Reputation: 41
I have a string that may contain one or more of the following tags:
<CHOICE [some words] [other words]>
I need to replace (C#) all occurrences of this tag as follows:
Example: I like <CHOICE [cars and bikes] [apple and oranges]>
Result: I like cars and bikes
Example: I like <CHOICE [cars and bikes] [apple and oranges]>, I also like <CHOICE [pizza] [pasta]>
Result: I like cars and bikes, I also like pizza
Basically, replace the entire tag with only the string appearing in the first set of brackets.
Looks like capture groups is the way to go but I wasn't able to understand how to make them work.
Any help is appreciated!
EDIT: Regex is not a requirement, I thought it would be the best approach, but I see some comments telling me that it's not needed so any other suggestion will be just as fine. Thanks!
Upvotes: 1
Views: 337
Reputation: 889
Get groups of Matches First, then for each Matched Group replace a first string in [
and ]
MatchCollection matches = Regex.Matches(InputStr, @"<CHOICE(.*?)>");
foreach(Match Item in matches)
{
MatchCollection matches1 = Regex.Matches(Item.ToString(), @"\[(.+?)]");
string FirstOccurence = matches1[0].Groups[1].ToString();
InputStr = InputStr.Replace(Item.ToString(), FirstOccurence);
}
Find the demo
Upvotes: 1
Reputation: 467
I assume this is the best way to do that.

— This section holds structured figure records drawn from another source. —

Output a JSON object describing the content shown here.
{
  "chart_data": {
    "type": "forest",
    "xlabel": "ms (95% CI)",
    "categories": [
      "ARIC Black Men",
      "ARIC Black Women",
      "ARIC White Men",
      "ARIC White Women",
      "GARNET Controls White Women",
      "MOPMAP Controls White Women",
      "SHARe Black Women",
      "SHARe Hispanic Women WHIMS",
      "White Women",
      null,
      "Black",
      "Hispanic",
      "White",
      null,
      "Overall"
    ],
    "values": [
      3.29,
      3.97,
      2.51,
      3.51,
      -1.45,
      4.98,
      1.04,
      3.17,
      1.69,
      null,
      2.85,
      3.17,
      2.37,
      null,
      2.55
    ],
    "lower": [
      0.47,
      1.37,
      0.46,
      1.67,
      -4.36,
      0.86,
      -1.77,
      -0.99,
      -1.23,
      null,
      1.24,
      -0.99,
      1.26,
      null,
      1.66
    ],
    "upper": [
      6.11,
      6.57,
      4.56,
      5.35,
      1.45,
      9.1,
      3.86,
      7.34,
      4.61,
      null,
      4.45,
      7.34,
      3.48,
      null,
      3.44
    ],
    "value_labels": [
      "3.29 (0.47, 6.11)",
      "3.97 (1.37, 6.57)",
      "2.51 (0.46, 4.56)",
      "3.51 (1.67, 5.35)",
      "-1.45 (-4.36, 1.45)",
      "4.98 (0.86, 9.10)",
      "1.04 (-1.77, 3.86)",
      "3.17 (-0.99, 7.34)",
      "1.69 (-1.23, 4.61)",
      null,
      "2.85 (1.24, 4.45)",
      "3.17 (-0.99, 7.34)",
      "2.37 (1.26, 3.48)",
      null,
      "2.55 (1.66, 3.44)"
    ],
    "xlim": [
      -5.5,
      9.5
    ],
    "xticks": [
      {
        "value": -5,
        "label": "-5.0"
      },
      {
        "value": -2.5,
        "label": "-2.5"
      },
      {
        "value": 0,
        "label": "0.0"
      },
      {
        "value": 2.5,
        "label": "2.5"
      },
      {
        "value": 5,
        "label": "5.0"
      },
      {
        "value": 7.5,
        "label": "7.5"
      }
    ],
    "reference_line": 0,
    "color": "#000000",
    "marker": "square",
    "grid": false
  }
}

string text = "This is some dummy text with the choice < CHOICE [ white black green cyan ] [yellow green]>." +
" The second choice <CHOICE [pink brown red] [blue cyan]>.";
string pattern = @"<\s*?CHOICE\s*\[\s*?(.+?)\s*?\].*?>";
var result = Regex.Replace(text, pattern, r => String.Join(" and ", r.Groups[1].Value.Split(' ', StringSplitOptions.RemoveEmptyEntries)));
Console.WriteLine(result);
Output
This is some dummy text with the choice white and black and green and cyan. The second choice pink and brown and red.
Upvotes: 0
Reputation: 667
string pattern = @"\< *CHOICE *((\[(?<choice>[a-zA-Z0-9 ]+)\]) *)+ *>";
Regex regex = new Regex(pattern);
string source = "I like <CHOICE [cars and bikes] [apple and oranges]>";
var match = regex.Match(source);
if (match.Success)
{
for (int i = 0; i < match.Groups["choice"].Captures.Count; i++)
{
Debug.WriteLine(match.Groups["choice"].Captures[i]);
}
string replaced = regex.Replace(source, match.Groups["choice"].Captures[0].Value);
Debug.WriteLine(replaced);
}
The output is:
cars and bikes
apple and oranges
I like cars and bikes
\< *CHOICE *
matches "<" "zero or more spaces" "CHOICE" "zero or more spaces"
([a-zA-Z0-9 ]+)
matches words and spaces
?<choice>
gives above group a name:choice
\[(?<choice>[a-zA-Z0-9 ]+)\]
matches one choice in []
((\[(?<choice>[a-zA-Z0-9 ]+)\] *)
matches choices separated by zero or more spaces
+
means you should have at lease one choice
*>
you can have zero or more spaces at the end before ">"
Upvotes: 0
Reputation: 81493
Just for fun. Here is a school-yard foreach
state-machine, with a linear O(n) time complexity.
var line = "I like <CHOICE [cars and bikes] [apple and oranges]>";
var result = new StringBuilder();
var state = 0;
foreach (char c in line)
{
if (state == 0 && c == '<') state = 1;
else if (state == 1 && c == '[') state = 2;
else if (state == 2 && c == ']') state = 3;
else if (state == 3 && c == '>') state = 0;
else if (state == 0 || state == 2) result.Append(c);
};
Output
I like cars and bikes
Upvotes: 3